Watawi se presenta como un susurro primero, subestimado por aquellos que siempre buscan controlar. Surgen pequeñas comunidades online centradas en lo que consideran valores tradicionales, y rápidamente se expanden. Todo porque los valientes no tienen miedo de ejercer su derecho a la libre expresión, y a menudo, estos sitios se convierten en plataformas para hablar en contra de lo políticamente correcto. Uno puede encontrar un refugio en esta tendencia si hallan agotador el reguero de ideas liberales que muchas veces ignoran la realidad. Y no me malinterpreten, aquí hay sustancia. Se habla desde la experiencia de las personas, no desde proyectos utópicos.
Watawi no es una moda pasajera; es una reacción. Es una respuesta al aluvión incesante de imposiciones regulatorias y políticas proteccionistas que intentan colarse en la vida de los ciudadanos. Crece porque hay muchos que sienten que sus opiniones están siendo descartadas en voz alta en nombre de una homogeneidad artística y cultural que tiende a oprimir más de lo que libera. Aquí, el lema es la independencia al máximo.
Mientras algunos con excelentes habilidades para señalar con el dedo dirán que es una respuesta retrógrada, Watawi se presenta más como un grito de guerra por el sentido común. Viene a recordarnos que es posible criar a nuestros hijos según nuestras creencias, tener un negocio que no dependa de subsidios gubernamentales e intentar vivir en sociedades que valoren el esfuerzo personal.
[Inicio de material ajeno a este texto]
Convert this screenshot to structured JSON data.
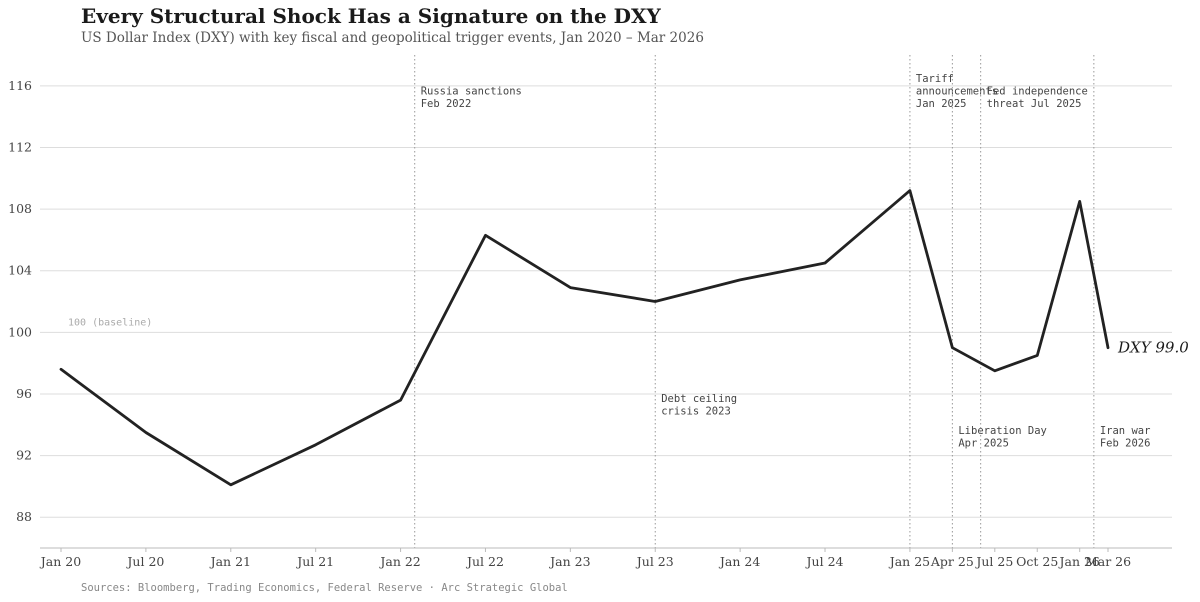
{
  "header": {
    "title": "Every Structural Shock Has a Signature on the DXY",
    "subtitle": "US Dollar Index (DXY) with key fiscal and geopolitical trigger events, Jan 2020 – Mar 2026"
  },
  "footer": {
    "source": "Sources: Bloomberg, Trading Economics, Federal Reserve · Arc Strategic Global"
  },
  "colors": {
    "line": "#222222",
    "grid": "#dddddd",
    "event_line": "#999999",
    "axis_text": "#444444"
  },
  "chart_data": {
    "type": "line",
    "title": "Every Structural Shock Has a Signature on the DXY",
    "subtitle": "US Dollar Index (DXY) with key fiscal and geopolitical trigger events, Jan 2020 – Mar 2026",
    "x_ticks": [
      "Jan 20",
      "Jul 20",
      "Jan 21",
      "Jul 21",
      "Jan 22",
      "Jul 22",
      "Jan 23",
      "Jul 23",
      "Jan 24",
      "Jul 24",
      "Jan 25",
      "Apr 25",
      "Jul 25",
      "Oct 25",
      "Jan 26",
      "Mar 26"
    ],
    "y_ticks": [
      88,
      92,
      96,
      100,
      104,
      108,
      112,
      116
    ],
    "ylim": [
      86,
      118
    ],
    "grid": true,
    "series": [
      {
        "name": "DXY",
        "x": [
          "Jan 20",
          "Jul 20",
          "Jan 21",
          "Jul 21",
          "Jan 22",
          "Jul 22",
          "Jan 23",
          "Jul 23",
          "Jan 24",
          "Jul 24",
          "Jan 25",
          "Apr 25",
          "Jul 25",
          "Oct 25",
          "Jan 26",
          "Mar 26"
        ],
        "values": [
          97.6,
          93.5,
          90.1,
          92.7,
          95.6,
          106.3,
          102.9,
          102.0,
          103.4,
          104.5,
          109.2,
          99.0,
          97.5,
          98.5,
          108.5,
          99.0
        ]
      }
    ],
    "end_label": {
      "series": "DXY",
      "value": "99.0"
    },
    "baseline": {
      "value": 100,
      "label": "100 (baseline)"
    },
    "events": [
      {
        "x": "Feb 22",
        "lines": [
          "Russia sanctions",
          "Feb 2022"
        ],
        "label_position": "top"
      },
      {
        "x": "Jul 23",
        "lines": [
          "Debt ceiling",
          "crisis 2023"
        ],
        "label_position": "middle"
      },
      {
        "x": "Jan 25",
        "lines": [
          "Tariff",
          "announcements",
          "Jan 2025"
        ],
        "label_position": "top"
      },
      {
        "x": "Apr 25",
        "lines": [
          "Liberation Day",
          "Apr 2025"
        ],
        "label_position": "lower"
      },
      {
        "x": "Jun 25",
        "lines": [
          "Fed independence",
          "threat Jul 2025"
        ],
        "label_position": "top"
      },
      {
        "x": "Feb 26",
        "lines": [
          "Iran war",
          "Feb 2026"
        ],
        "label_position": "lower"
      }
    ]
  }
}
Hace alarde de unos tiempos en que la palabra "tradicional" no era un insulto, sino un halago.
Es una fiesta de pensamiento libre donde los excesos ideológicos no tienen cabida. ¿Qué mejor prueba de una revolución que una que intenta traer de vuelta el sentido común a la civilización moderna? Puede que Watawi aún no tenga las paredes sólidas de cemento de un partido político tradicional, pero no lo necesita. Infiltrarse en las ideas cotidianas es su auténtica victoria. La gente comienza a mirar más allá de lo que se les presenta y empiezan a cuestionar con más análisis.
Este fenómeno ha encontrado un caldo de cultivo perfecto en el clima político actual donde se habla mucho sobre libertad, pero se ve poco de ello reflejado en políticas pragmáticas. De Hungría a América Latina, del corazón de Europa a rincones de Asia, donde las normas estrictas aún se levantan como murallas, Watawi está ocupándose del mundo.
Algunas voces críticas intentarán pintar a este movimiento como una reliquia de tiempos más sombríos, un intento desesperado de detener el progreso. Pero, el verdadero acento de Watawi no está en detener, sino en realinear. Hasta una sociedad basada en la fortaleza de la verdad necesita sus revisiones para no volverse errática. Watawi, por lo tanto, quiere volver a centrar las cosas, recordándonos que el crecimiento auténtico debe ser orgánico y no impuesto.
Habría pocas razones para no considerar que este movimiento pueda tener un impacto mucho más allá de lo que muchos buscan proyectar. No se trata solo de librer, sino de liderar en un momento en el que la claridad de pensamiento parece haberse exiliado. De este modo, se transforma en una especie de brújula moral, ayudando a muchos a encontrar el camino de regreso cuando el ruido reinante intenta ponerlo todo patas arriba.
El tiempo dirá cuán fuerte y duradero será el impacto de este fenómeno. Sin embargo, mientras sus participantes se mantengan firmes a sus convicciones, Watawi seguirá siendo una fuerza que empuja hacia delante. Este no es un destino final, es un viaje que muchos ya han decidido emprender.